Onyesoh, who is the president of Front Against Impunity, a non governmental organization, NGO, said in a statement in Awka yesterday that he was totally in support of the call by Igbo Delegates Assembly (IDA) for the country to convene a National Ethnic Conference as a way of solving the problem posed by Boko Haram members.

He said:  “Nigeria has remained a fractured entity since these ethnic killings commenced way back in 1945. Having lived and worked in most Northern cities all their life, members of IDA understand better than most other Nigerians the burden and risks on non-Northerners living and working there.

“They are the ones who get killed and their properties looted or burnt  in the serial riots dating from the Jos riots of 1945 and 1953 to the present ones in  Kano and other places.”

According to him, Nigerians should not continue to shy away from holding a conference to determine their stake in the Nigerian project.

Onyesoh added that the outcome of the conference would safeguard the various ethnic nationalities residing outside their areas.

He Ohanaeze chieftain said he was aware that given the chance, most Northern Muslims would prefer Nigeria to be declared a Muslim state with full blown Sharia, even though at Independence, the North accepted the secularity of the Nigerian state in order to belong to it.

He also said that it was open secret that most Muslim Northern Nigerian politicians had openly or secretly over-worked themselves to subvert the secular aspect of Nigeria as most riots in Northern Nigeria since 1960 had resulted from  that subversive effort to force other Nigerians to become Muslims.

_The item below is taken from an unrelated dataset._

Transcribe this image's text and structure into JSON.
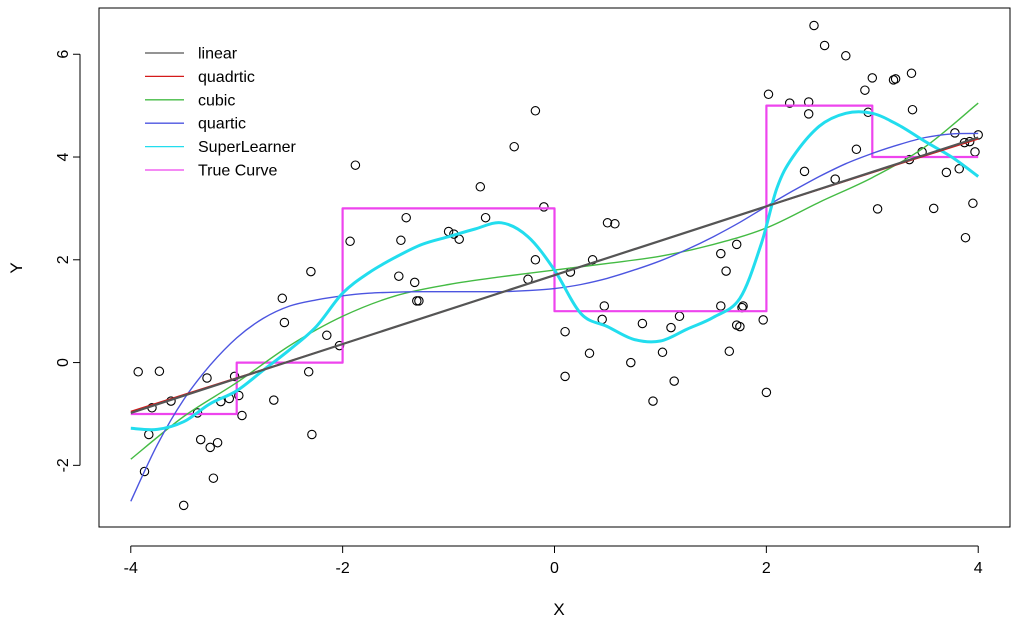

He argued that the much talked about granting amnesty for Boko Haram insurgents and canvassing for dialogue and payment of compensation/rehabilitation for the terrorists, were aimed at Islamizing Nigeria.

He lamented that majority of Nigerian political and business elite were joining in the plea to placate Boko Haram insurgents because of their fear for the disruption of their business empires and political positions.